More to the point, people shouldn't have to drop down a cognitive level or two in order to collaborate this way. Lots of graphic design tools can highlight and merge the differences between two photographs; DiffEngineX does it for Excel spreadsheets (though you need a pretty wide screen to use it effectively), and so on. There's no technical reason we can't diff and merge all our files; it's just that programmers mostly work with text, so they haven't built merging tools for other formats. (And increasingly, I believe they work with text because it's what they can diff and merge in version control...)

We're smarter when we work together. It's more fun, too, so I think tools ought to make collaboration as easy as adding a caption to a picture of a cat:

Captioned Cat

We were collaborating on a global scale before HTML5 and Javascript came along, and I'm confident that we'll still be doing so ten years from now when they're both regarded as legacy technologies. If we want kids to hack web pages the way we hack code, we need to make merging as easy as reading email or uploading files to Dropbox. And if we want their teachers to remix each other's lessons, we need to show a little humility and make our methods work with their files. If we do that for them, they will learn to work the way we do and raise up a generation that thinks open collaboration is normal.

And that, my friends, would be a revolution.
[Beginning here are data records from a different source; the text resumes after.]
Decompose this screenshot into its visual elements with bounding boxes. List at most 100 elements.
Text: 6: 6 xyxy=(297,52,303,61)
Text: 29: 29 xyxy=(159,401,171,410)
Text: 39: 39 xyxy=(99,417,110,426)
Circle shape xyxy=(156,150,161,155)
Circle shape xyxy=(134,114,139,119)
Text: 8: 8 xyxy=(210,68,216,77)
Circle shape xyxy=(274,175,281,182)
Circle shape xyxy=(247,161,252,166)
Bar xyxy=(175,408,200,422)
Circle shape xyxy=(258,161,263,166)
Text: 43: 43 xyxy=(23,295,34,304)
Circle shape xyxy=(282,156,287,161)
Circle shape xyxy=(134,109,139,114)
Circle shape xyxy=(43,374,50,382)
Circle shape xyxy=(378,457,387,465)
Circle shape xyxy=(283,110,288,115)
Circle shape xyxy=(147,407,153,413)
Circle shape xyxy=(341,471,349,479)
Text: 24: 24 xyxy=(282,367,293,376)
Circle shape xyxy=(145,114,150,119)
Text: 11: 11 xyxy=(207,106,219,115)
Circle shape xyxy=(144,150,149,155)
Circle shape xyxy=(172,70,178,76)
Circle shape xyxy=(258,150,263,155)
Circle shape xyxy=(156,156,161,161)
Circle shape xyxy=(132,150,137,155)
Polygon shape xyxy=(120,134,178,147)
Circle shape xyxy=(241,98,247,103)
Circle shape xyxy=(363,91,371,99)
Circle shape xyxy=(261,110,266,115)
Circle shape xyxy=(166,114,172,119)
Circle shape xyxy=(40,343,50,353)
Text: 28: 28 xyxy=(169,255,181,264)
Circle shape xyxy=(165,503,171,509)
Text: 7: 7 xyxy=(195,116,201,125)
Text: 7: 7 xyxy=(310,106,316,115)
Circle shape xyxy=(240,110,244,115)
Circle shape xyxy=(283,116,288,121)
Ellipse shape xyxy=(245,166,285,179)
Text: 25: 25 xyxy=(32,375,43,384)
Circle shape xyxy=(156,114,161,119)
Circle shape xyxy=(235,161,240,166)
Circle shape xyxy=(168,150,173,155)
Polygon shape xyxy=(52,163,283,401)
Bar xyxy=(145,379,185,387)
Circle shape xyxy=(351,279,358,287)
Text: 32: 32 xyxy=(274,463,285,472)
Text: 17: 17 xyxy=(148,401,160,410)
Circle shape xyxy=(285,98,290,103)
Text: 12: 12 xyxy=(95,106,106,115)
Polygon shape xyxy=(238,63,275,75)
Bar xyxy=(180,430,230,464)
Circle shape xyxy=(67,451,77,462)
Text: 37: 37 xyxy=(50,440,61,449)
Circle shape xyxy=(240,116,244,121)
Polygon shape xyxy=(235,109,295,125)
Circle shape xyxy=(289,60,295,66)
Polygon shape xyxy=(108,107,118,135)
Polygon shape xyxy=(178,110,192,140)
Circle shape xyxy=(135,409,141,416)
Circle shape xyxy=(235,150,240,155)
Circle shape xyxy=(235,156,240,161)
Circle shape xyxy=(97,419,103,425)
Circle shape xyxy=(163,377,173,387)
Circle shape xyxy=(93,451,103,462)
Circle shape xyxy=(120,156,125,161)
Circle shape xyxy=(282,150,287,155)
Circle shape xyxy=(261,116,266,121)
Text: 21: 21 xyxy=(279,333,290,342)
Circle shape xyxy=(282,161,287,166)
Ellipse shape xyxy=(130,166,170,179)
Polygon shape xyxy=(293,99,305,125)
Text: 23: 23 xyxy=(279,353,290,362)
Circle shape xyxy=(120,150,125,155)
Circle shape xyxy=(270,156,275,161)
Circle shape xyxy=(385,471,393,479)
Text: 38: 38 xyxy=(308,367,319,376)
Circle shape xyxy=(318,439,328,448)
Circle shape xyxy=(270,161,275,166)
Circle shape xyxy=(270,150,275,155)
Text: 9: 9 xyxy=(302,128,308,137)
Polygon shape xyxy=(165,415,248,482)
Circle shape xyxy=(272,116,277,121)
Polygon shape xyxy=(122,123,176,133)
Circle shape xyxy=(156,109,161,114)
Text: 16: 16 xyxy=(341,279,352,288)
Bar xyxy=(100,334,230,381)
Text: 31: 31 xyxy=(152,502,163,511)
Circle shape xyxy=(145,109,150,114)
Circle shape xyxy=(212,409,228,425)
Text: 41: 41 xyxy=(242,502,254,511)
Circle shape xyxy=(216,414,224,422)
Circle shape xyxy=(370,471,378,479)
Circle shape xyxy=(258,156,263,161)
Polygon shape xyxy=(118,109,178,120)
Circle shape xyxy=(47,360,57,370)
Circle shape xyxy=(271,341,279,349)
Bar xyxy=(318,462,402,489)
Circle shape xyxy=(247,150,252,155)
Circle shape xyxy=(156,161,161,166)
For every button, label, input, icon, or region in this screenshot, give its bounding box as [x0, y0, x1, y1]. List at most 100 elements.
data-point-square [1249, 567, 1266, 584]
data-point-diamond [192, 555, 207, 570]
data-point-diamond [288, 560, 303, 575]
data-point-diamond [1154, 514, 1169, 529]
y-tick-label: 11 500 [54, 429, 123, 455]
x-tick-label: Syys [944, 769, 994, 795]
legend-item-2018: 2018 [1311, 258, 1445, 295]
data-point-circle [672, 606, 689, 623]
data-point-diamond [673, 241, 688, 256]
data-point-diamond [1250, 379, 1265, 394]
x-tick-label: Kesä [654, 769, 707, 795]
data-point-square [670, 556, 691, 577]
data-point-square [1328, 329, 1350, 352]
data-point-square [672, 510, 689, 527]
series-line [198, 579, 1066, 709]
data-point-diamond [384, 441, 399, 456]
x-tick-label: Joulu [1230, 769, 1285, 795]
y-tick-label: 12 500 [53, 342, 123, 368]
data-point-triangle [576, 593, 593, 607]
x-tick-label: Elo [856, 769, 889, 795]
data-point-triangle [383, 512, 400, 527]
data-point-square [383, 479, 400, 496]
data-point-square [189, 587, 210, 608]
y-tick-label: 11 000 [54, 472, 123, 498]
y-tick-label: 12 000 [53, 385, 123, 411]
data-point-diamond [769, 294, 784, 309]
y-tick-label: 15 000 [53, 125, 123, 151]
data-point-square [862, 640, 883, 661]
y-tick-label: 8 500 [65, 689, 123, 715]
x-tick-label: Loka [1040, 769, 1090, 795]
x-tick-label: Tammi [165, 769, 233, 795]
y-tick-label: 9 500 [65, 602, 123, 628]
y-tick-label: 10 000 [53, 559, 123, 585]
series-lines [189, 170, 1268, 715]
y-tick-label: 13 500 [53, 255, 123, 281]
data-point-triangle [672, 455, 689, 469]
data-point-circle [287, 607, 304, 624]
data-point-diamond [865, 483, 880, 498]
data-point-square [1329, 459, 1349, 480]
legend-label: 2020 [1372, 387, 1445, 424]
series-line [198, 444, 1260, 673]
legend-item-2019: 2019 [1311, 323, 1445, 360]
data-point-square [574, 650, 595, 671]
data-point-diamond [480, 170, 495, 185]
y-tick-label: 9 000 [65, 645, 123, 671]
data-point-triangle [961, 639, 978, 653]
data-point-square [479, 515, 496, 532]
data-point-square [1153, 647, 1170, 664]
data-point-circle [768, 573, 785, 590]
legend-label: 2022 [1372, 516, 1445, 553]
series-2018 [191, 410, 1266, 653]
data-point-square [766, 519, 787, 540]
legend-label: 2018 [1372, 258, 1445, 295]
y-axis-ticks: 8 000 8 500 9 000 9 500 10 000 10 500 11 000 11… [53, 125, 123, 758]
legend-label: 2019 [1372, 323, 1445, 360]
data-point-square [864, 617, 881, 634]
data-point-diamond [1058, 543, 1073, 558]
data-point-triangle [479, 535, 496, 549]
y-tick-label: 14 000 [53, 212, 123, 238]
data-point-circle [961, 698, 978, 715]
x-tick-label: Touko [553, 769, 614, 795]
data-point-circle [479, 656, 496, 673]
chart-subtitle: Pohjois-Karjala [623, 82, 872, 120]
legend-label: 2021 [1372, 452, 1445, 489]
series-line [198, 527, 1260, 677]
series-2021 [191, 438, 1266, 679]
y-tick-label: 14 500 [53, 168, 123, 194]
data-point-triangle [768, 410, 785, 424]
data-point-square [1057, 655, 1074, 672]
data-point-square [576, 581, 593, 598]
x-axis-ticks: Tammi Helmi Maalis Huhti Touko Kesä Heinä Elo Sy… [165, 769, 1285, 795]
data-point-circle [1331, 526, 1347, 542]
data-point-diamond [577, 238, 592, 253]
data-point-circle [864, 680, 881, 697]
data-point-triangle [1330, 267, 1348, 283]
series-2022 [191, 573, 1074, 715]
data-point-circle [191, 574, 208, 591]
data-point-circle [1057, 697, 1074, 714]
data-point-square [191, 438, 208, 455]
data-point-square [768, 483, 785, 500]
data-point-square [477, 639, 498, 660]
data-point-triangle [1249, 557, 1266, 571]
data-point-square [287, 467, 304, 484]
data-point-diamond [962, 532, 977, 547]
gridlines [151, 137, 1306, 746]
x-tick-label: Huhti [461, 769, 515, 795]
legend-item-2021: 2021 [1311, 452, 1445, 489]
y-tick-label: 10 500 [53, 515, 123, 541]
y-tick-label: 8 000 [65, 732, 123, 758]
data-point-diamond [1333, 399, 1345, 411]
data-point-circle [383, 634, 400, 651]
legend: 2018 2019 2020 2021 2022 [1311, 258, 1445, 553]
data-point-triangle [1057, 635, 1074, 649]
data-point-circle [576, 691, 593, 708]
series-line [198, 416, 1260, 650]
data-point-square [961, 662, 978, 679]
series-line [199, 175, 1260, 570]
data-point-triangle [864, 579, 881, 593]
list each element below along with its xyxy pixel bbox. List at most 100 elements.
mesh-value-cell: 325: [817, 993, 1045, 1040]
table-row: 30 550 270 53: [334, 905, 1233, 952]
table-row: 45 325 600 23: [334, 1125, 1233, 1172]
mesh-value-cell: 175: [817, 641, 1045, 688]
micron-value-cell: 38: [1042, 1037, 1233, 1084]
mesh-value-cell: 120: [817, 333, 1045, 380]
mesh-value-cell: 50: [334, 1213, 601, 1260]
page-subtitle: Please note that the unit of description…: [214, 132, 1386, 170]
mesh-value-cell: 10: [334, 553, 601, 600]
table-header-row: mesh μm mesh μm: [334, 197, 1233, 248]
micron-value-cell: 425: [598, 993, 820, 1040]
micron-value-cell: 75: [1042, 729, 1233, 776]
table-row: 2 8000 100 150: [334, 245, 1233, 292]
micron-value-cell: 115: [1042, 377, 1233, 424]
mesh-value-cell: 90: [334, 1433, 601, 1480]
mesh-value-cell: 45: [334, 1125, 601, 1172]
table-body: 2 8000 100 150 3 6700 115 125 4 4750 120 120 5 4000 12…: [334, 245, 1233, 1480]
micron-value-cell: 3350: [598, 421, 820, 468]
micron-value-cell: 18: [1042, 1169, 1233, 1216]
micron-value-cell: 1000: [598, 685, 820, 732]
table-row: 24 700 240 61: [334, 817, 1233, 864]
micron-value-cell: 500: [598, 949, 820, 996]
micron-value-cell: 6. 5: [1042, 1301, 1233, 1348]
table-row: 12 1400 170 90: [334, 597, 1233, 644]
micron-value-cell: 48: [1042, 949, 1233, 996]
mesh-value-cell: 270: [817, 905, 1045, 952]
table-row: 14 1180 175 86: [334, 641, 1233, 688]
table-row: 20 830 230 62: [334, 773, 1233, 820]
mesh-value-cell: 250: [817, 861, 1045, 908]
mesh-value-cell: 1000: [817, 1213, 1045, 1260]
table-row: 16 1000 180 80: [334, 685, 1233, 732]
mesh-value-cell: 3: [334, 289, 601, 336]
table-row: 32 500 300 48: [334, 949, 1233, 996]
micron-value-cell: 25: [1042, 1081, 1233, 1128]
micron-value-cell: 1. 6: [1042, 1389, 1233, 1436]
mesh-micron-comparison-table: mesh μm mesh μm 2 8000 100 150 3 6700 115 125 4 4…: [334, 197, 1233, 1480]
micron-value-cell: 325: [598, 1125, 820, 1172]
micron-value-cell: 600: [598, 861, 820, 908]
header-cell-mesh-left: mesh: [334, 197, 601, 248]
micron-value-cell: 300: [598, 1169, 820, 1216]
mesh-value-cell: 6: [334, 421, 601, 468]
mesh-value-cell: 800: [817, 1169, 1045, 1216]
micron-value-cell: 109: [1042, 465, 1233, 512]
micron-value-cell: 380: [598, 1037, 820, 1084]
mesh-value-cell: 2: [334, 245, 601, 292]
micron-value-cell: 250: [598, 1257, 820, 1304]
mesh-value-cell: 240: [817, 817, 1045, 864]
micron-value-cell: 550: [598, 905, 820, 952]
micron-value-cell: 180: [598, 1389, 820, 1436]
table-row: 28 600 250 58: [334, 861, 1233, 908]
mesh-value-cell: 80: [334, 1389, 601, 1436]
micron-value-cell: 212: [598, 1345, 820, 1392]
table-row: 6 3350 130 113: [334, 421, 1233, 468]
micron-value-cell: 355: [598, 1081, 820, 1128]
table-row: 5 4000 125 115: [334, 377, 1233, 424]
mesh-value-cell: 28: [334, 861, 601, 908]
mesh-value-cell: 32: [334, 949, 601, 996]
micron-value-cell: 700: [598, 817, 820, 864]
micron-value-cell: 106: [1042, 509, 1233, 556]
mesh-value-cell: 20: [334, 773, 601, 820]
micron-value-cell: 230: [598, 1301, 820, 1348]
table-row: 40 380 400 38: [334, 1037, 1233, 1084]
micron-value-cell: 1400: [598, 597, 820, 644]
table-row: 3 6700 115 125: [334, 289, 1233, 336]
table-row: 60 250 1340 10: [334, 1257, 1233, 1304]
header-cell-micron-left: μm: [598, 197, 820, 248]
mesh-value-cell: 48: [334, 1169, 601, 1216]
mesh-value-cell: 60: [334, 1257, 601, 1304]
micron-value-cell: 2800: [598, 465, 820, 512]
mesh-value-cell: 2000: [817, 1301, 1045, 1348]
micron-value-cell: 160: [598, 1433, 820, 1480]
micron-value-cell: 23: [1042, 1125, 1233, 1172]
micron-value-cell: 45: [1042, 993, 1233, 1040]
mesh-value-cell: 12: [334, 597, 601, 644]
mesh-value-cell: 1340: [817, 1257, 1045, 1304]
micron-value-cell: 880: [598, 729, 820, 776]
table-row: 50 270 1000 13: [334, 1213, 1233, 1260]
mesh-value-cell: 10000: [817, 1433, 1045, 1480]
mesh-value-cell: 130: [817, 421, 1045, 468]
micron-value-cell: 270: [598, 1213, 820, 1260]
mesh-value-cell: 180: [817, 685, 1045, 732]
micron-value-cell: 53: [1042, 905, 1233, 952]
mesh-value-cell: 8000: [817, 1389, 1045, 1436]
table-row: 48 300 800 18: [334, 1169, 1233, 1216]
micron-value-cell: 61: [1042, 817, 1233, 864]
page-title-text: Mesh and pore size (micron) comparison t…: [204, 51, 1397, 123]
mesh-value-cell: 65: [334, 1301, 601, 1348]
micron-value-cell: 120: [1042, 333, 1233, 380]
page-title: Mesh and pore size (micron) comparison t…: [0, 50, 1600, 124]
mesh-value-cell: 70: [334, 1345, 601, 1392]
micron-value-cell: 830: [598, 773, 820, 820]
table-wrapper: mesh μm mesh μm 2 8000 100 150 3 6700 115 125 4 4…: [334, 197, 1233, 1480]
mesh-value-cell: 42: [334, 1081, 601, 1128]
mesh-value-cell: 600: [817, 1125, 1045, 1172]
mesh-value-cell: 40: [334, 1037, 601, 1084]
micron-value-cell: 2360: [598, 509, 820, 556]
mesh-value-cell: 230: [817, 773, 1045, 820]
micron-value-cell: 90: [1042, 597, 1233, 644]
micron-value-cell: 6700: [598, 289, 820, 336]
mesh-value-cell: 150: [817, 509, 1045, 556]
  1. The exception is systems like Wikipedia that have just one copy of the document which everyone edits simultaneously, but like Google Docs and Etherpad, that clearly doesn't work for programming, slide decks, or other situations in which people want to try different things at the same time.
  2. PowerPoint "merging" tools like these two just concatenate multiple presentations into one, or generate a specialized deck from a template by filling in blanks with names and dates (rather like spam generators).
  3. At this point programmers often say, "Then write your slides Markdown or LaTeX or HTML5 or some other text-based format so that merging is easy," but that's like saying, "If you take all the pictures out of your book, it'll compress much better." PowerPoint, LibreOffice, Keynote, and other WYSIWYG presentation tools have survived and thrived because they make it easy for people to mix graphics and text however they want, just as they would on a whiteboard. As this blog post shows, it's a lot harder to do this with text-based tools: I had to switch from my editor to a drawing package to create the diagrams included above, then upload them, and if you ask your browser to search for "Original Version", it still won't find that label in either of the diagrams. Given the choice between whiteboarding (which they take for granted) and merging (which they've never done before, and whose value they don't yet understand), almost everyone will choose the former.
  4. More precisely, neither makes asnchronous collaboration easy. TowTruck lets people share dynamic browser sessions in real time, which is really cool, but as noted in [1], that's a very different model than forking and merging.